Post by Nicholas Blanton »

"Joint failure is often caused by improper joint construction". I think this is easily misinterpreted. Some glues are good at filling gaps- epoxy is so good that some wooden boats might be called Wood Reinforced Plastic. Hide glue is not. Titebond is better than hide glue. So, a joint that's proper for epoxy may not be proper for Titebond, and a joint that's proper for Titebond might not be proper for hide glue.

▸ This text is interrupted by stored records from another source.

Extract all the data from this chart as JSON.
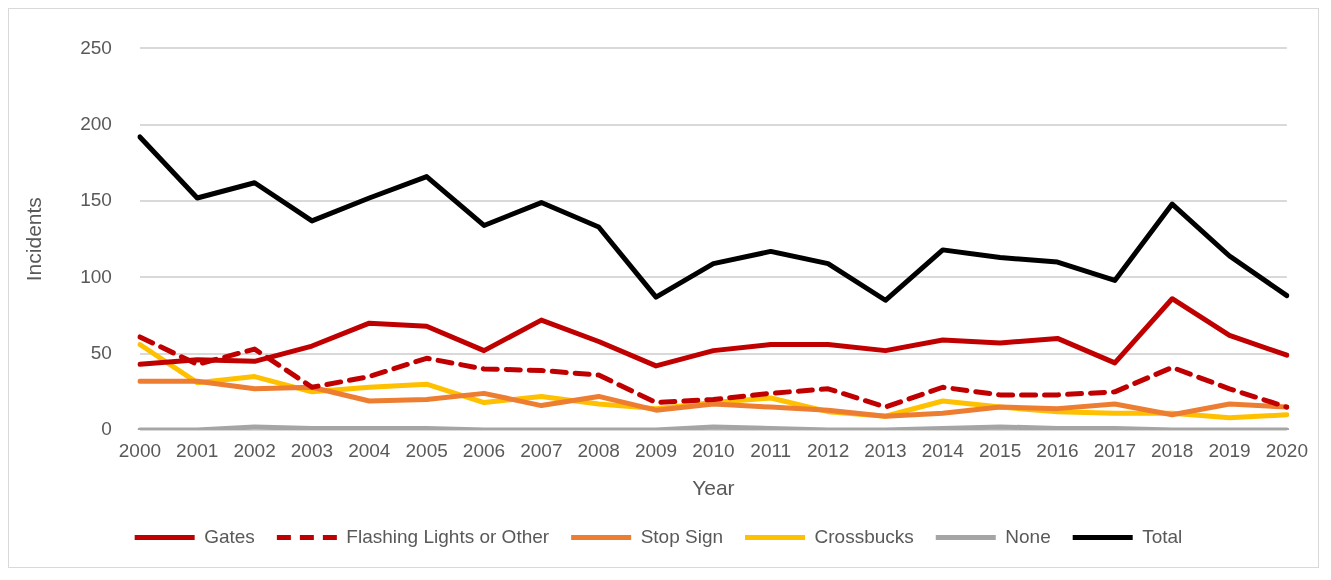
{
  "chart_data": {
    "type": "line",
    "xlabel": "Year",
    "ylabel": "Incidents",
    "categories": [
      "2000",
      "2001",
      "2002",
      "2003",
      "2004",
      "2005",
      "2006",
      "2007",
      "2008",
      "2009",
      "2010",
      "2011",
      "2012",
      "2013",
      "2014",
      "2015",
      "2016",
      "2017",
      "2018",
      "2019",
      "2020"
    ],
    "series": [
      {
        "name": "Gates",
        "color": "#c00000",
        "values": [
          43,
          46,
          45,
          55,
          70,
          68,
          52,
          72,
          58,
          42,
          52,
          56,
          56,
          52,
          59,
          57,
          60,
          44,
          86,
          62,
          49
        ]
      },
      {
        "name": "Flashing Lights or Other",
        "color": "#c00000",
        "line_style": "dashed",
        "values": [
          61,
          43,
          53,
          28,
          35,
          47,
          40,
          39,
          36,
          18,
          20,
          24,
          27,
          15,
          28,
          23,
          23,
          25,
          41,
          27,
          15
        ]
      },
      {
        "name": "Stop Sign",
        "color": "#ed7d31",
        "values": [
          32,
          32,
          27,
          28,
          19,
          20,
          24,
          16,
          22,
          13,
          17,
          15,
          13,
          9,
          11,
          15,
          14,
          17,
          10,
          17,
          15
        ]
      },
      {
        "name": "Crossbucks",
        "color": "#ffc000",
        "values": [
          56,
          31,
          35,
          25,
          28,
          30,
          18,
          22,
          17,
          14,
          18,
          21,
          12,
          9,
          19,
          15,
          12,
          11,
          11,
          8,
          10
        ]
      },
      {
        "name": "None",
        "color": "#a5a5a5",
        "values": [
          0,
          0,
          2,
          1,
          1,
          1,
          0,
          0,
          0,
          0,
          2,
          1,
          0,
          0,
          1,
          2,
          1,
          1,
          0,
          0,
          0
        ]
      },
      {
        "name": "Total",
        "color": "#000000",
        "values": [
          192,
          152,
          162,
          137,
          152,
          166,
          134,
          149,
          133,
          87,
          109,
          117,
          109,
          85,
          118,
          113,
          110,
          98,
          148,
          114,
          88
        ]
      }
    ],
    "ylim": [
      0,
      250
    ],
    "yticks": [
      0,
      50,
      100,
      150,
      200,
      250
    ],
    "grid": "y",
    "legend": "bottom",
    "line_style": "solid",
    "marker": "none"
  }
}
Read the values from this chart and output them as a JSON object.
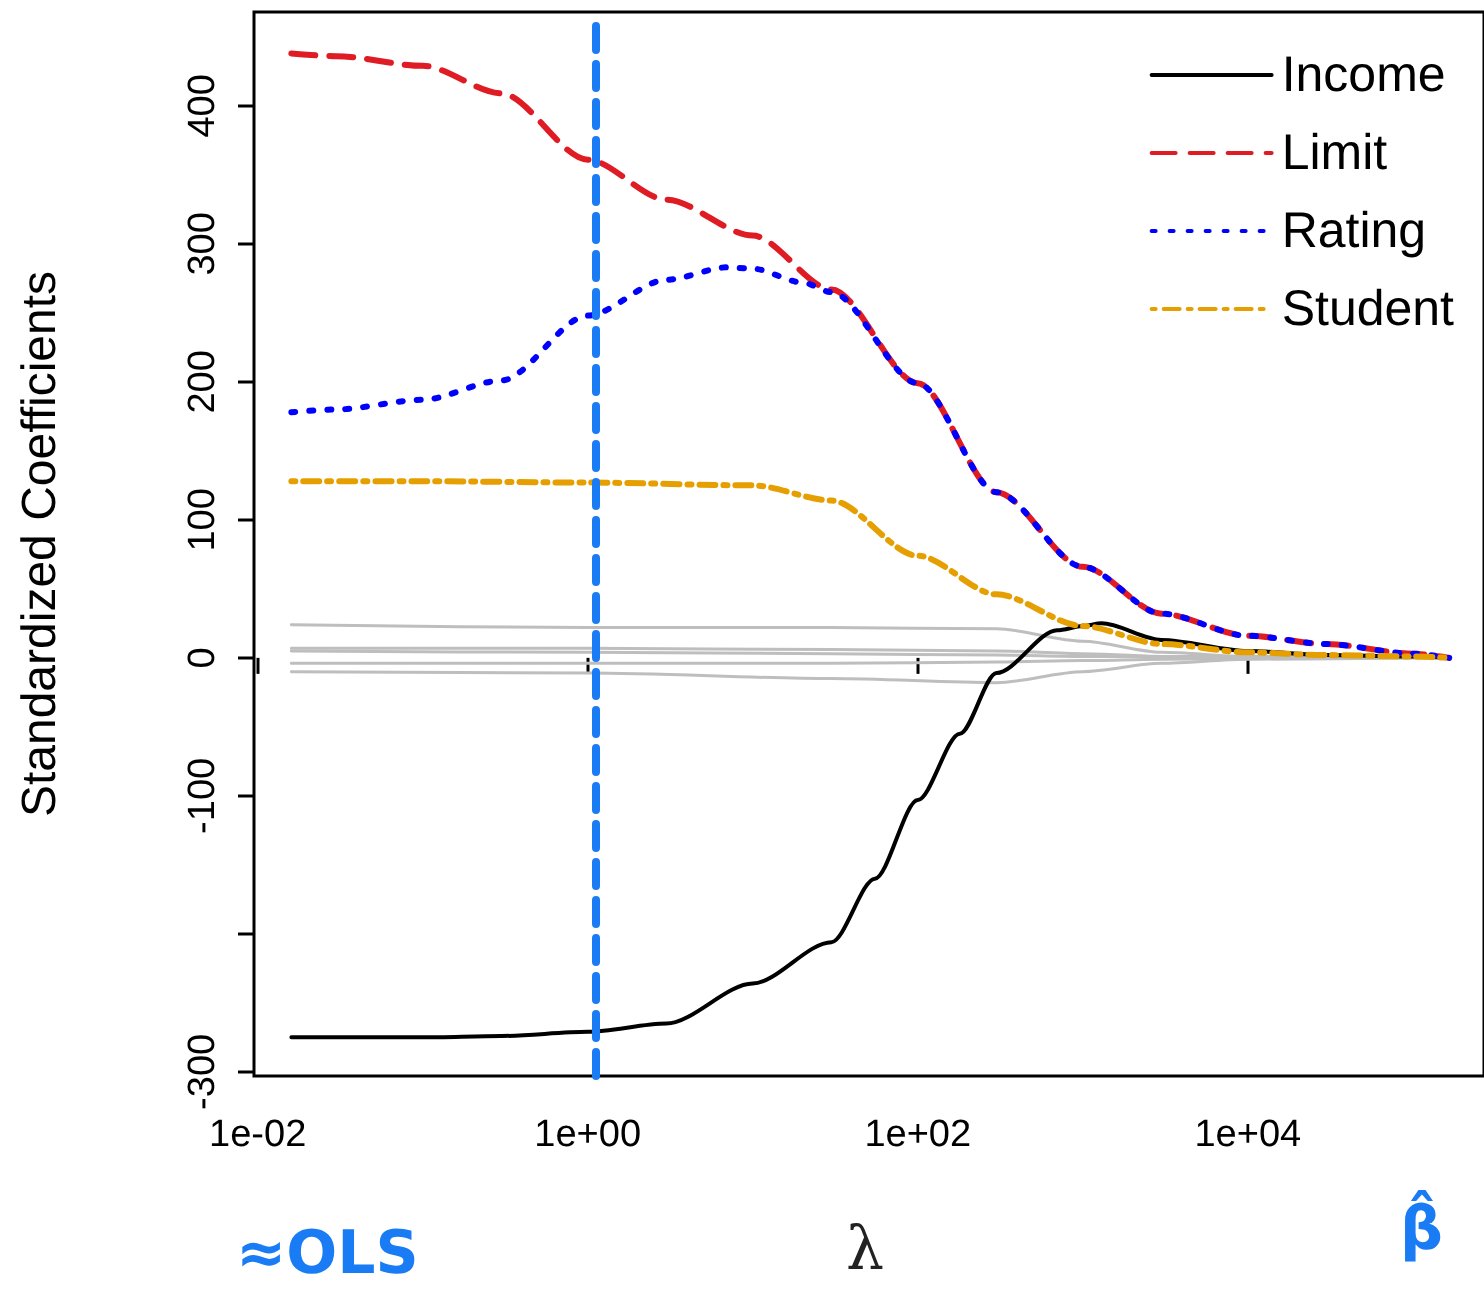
{
  "chart_data": {
    "type": "line",
    "xlabel": "λ",
    "ylabel": "Standardized Coefficients",
    "log": "x",
    "xlim": [
      0.0095,
      270000
    ],
    "ylim": [
      -303,
      468
    ],
    "xticks": [
      {
        "value": 0.01,
        "label": "1e-02"
      },
      {
        "value": 1,
        "label": "1e+00"
      },
      {
        "value": 100,
        "label": "1e+02"
      },
      {
        "value": 10000,
        "label": "1e+04"
      }
    ],
    "yticks": [
      400,
      300,
      200,
      100,
      0,
      -100,
      {
        "value": -200,
        "label": null
      },
      -300
    ],
    "grid": false,
    "legend": "top right",
    "marker": "none",
    "series": [
      {
        "name": "Income",
        "color": "#000000",
        "line_style": "solid",
        "x": [
          0.016,
          0.1,
          0.3,
          1,
          3,
          10,
          30,
          55,
          100,
          180,
          300,
          700,
          1000,
          1300,
          3000,
          10000,
          30000,
          100000,
          166000
        ],
        "values": [
          -275,
          -275,
          -274,
          -271,
          -265,
          -236,
          -206,
          -160,
          -103,
          -55,
          -11,
          20,
          23,
          25,
          13,
          5,
          2,
          1,
          0
        ]
      },
      {
        "name": "Limit",
        "color": "#df1c24",
        "line_style": "dashed",
        "x": [
          0.016,
          0.03,
          0.1,
          0.3,
          1,
          3,
          10,
          30,
          100,
          300,
          1000,
          3000,
          10000,
          30000,
          100000,
          166000
        ],
        "values": [
          438,
          436,
          429,
          409,
          361,
          332,
          306,
          267,
          199,
          120,
          66,
          32,
          16,
          10,
          3,
          0
        ]
      },
      {
        "name": "Rating",
        "color": "#0000ff",
        "line_style": "dotted",
        "x": [
          0.016,
          0.03,
          0.1,
          0.3,
          1,
          3,
          7,
          10,
          20,
          30,
          100,
          300,
          1000,
          3000,
          10000,
          30000,
          100000,
          166000
        ],
        "values": [
          178,
          180,
          187,
          201,
          248,
          274,
          283,
          282,
          272,
          265,
          199,
          120,
          66,
          32,
          16,
          10,
          3,
          0
        ]
      },
      {
        "name": "Student",
        "color": "#e69f00",
        "line_style": "dashdot",
        "x": [
          0.016,
          0.1,
          1,
          10,
          30,
          100,
          300,
          1000,
          3000,
          10000,
          30000,
          100000,
          166000
        ],
        "values": [
          128,
          128,
          127,
          125,
          114,
          74,
          46,
          23,
          10,
          4,
          2,
          1,
          0
        ]
      },
      {
        "color": "#bebebe",
        "line_style": "solid",
        "x": [
          0.016,
          1,
          30,
          300,
          1000,
          3000,
          10000,
          166000
        ],
        "values": [
          24,
          22,
          22,
          21,
          12,
          4,
          1,
          0
        ]
      },
      {
        "color": "#bebebe",
        "line_style": "solid",
        "x": [
          0.016,
          1,
          30,
          300,
          1000,
          3000,
          10000,
          100000
        ],
        "values": [
          7,
          7,
          6,
          5,
          3,
          1,
          1,
          0
        ]
      },
      {
        "color": "#bebebe",
        "line_style": "solid",
        "x": [
          0.016,
          1,
          30,
          300,
          1000,
          3000,
          10000
        ],
        "values": [
          5,
          4,
          3,
          2,
          1,
          1,
          0
        ]
      },
      {
        "color": "#bebebe",
        "line_style": "solid",
        "x": [
          0.016,
          1,
          30,
          300,
          1000,
          3000,
          30000
        ],
        "values": [
          -4,
          -4,
          -4,
          -3,
          -2,
          -1,
          0
        ]
      },
      {
        "color": "#bebebe",
        "line_style": "solid",
        "x": [
          0.016,
          1,
          30,
          300,
          1000,
          3000,
          10000,
          166000
        ],
        "values": [
          -10,
          -11,
          -15,
          -18,
          -10,
          -4,
          -1,
          0
        ]
      }
    ],
    "ref_lines": [
      {
        "axis": "x",
        "value": 1.1,
        "color": "#1a7cf5",
        "line_style": "dashed"
      }
    ],
    "annotations": [
      "≈OLS",
      "β̂"
    ]
  }
}
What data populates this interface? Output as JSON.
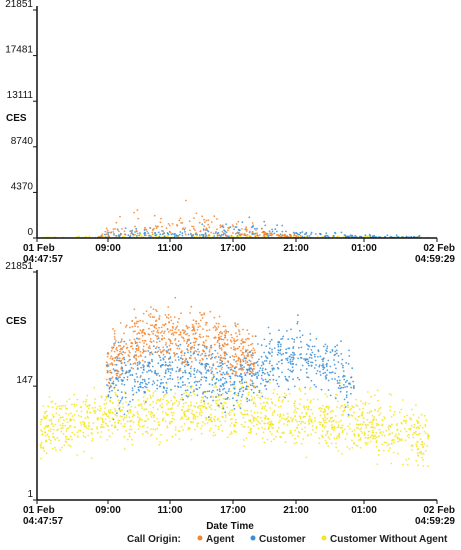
{
  "chart_data": [
    {
      "type": "scatter",
      "panel": "top",
      "scale": "linear",
      "ylabel": "CES",
      "ylim": [
        0,
        21851
      ],
      "y_ticks": [
        "0",
        "4370",
        "8740",
        "13111",
        "17481",
        "21851"
      ],
      "x_ticks": [
        "01 Feb\n04:47:57",
        "09:00",
        "11:00",
        "17:00",
        "21:00",
        "01:00",
        "02 Feb\n04:59:29"
      ],
      "series": [
        {
          "name": "Agent",
          "color": "#f28530",
          "x": [
            "01 Feb 08:30",
            "01 Feb 09:30",
            "01 Feb 10:30",
            "01 Feb 11:30",
            "01 Feb 13:00",
            "01 Feb 14:30",
            "01 Feb 16:00",
            "01 Feb 18:00",
            "01 Feb 19:30",
            "01 Feb 21:00"
          ],
          "y": [
            400,
            1200,
            2100,
            1500,
            2600,
            1800,
            1400,
            900,
            500,
            200
          ]
        },
        {
          "name": "Customer",
          "color": "#3a8fd6",
          "x": [
            "01 Feb 08:30",
            "01 Feb 10:00",
            "01 Feb 12:00",
            "01 Feb 14:00",
            "01 Feb 16:00",
            "01 Feb 18:00",
            "01 Feb 19:00",
            "01 Feb 20:30",
            "01 Feb 22:30",
            "02 Feb 00:30",
            "02 Feb 02:30",
            "02 Feb 04:00"
          ],
          "y": [
            300,
            700,
            900,
            800,
            1000,
            1400,
            1100,
            600,
            500,
            300,
            200,
            150
          ]
        },
        {
          "name": "Customer Without Agent",
          "color": "#f5e51a",
          "x": [
            "01 Feb 05:00",
            "01 Feb 08:00",
            "01 Feb 12:00",
            "01 Feb 16:00",
            "01 Feb 20:00",
            "02 Feb 00:00",
            "02 Feb 04:30"
          ],
          "y": [
            80,
            150,
            250,
            250,
            200,
            120,
            90
          ]
        }
      ]
    },
    {
      "type": "scatter",
      "panel": "bottom",
      "scale": "log",
      "ylabel": "CES",
      "xlabel": "Date Time",
      "ylim": [
        1,
        21851
      ],
      "y_ticks": [
        "1",
        "147",
        "21851"
      ],
      "x_ticks": [
        "01 Feb\n04:47:57",
        "09:00",
        "11:00",
        "17:00",
        "21:00",
        "01:00",
        "02 Feb\n04:59:29"
      ],
      "series": [
        {
          "name": "Agent",
          "color": "#f28530",
          "x": [
            "01 Feb 09:00",
            "01 Feb 10:30",
            "01 Feb 12:00",
            "01 Feb 14:00",
            "01 Feb 16:00",
            "01 Feb 18:00"
          ],
          "y": [
            300,
            900,
            1500,
            1200,
            900,
            500
          ]
        },
        {
          "name": "Customer",
          "color": "#3a8fd6",
          "x": [
            "01 Feb 09:00",
            "01 Feb 11:00",
            "01 Feb 13:00",
            "01 Feb 15:00",
            "01 Feb 17:00",
            "01 Feb 19:00",
            "01 Feb 21:00",
            "02 Feb 00:00"
          ],
          "y": [
            150,
            250,
            300,
            250,
            200,
            400,
            600,
            120
          ]
        },
        {
          "name": "Customer Without Agent",
          "color": "#f5e51a",
          "x": [
            "01 Feb 05:00",
            "01 Feb 09:00",
            "01 Feb 13:00",
            "01 Feb 17:00",
            "01 Feb 21:00",
            "02 Feb 01:00",
            "02 Feb 04:30"
          ],
          "y": [
            20,
            40,
            50,
            45,
            35,
            25,
            15
          ]
        }
      ]
    }
  ],
  "legend": {
    "title": "Call Origin:",
    "items": [
      {
        "label": "Agent",
        "color": "#f28530"
      },
      {
        "label": "Customer",
        "color": "#3a8fd6"
      },
      {
        "label": "Customer Without Agent",
        "color": "#f5e51a"
      }
    ]
  }
}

Also, hide glue and old Titebond let go when they get wet- especially hide glue. The edges of the joint absorb water the fastest, and the joint only has to fail around the edges to completely, eventually fail. So the figures of 1,200-3,000 psi , applied to real glue joint, might only apply to part of the joint, and for a limited time. There are a lot of old wood things out there- furniture,pianos, instruments, WWI airplanes- that have had failed hide glue joints. They were all fine for some years, and then little by little the joints spread apart. This is why so many hammered dulcimers in the mid 1800's were assembled with casein glue- it took much longer for it to fail. Not that there isn't a minimum strength for hide glue- lots of 17th century fiddles still out there- but it's going to be lower than 1,200-3,000 psi if you can follow it over a long time.

Now, the question of whether you WANT all those instruments to last forever is something else. Somebody asked Norman Rockwell about whether he shouldn't be using more permanent techniques so people in the future could see his work ( he mixed ink, pencil, lacquer, oil, or whatever to meet his deadlines) and he said, let 'em paint their own pictures. Maybe we should be letting people 150 years from now build their own instruments, too.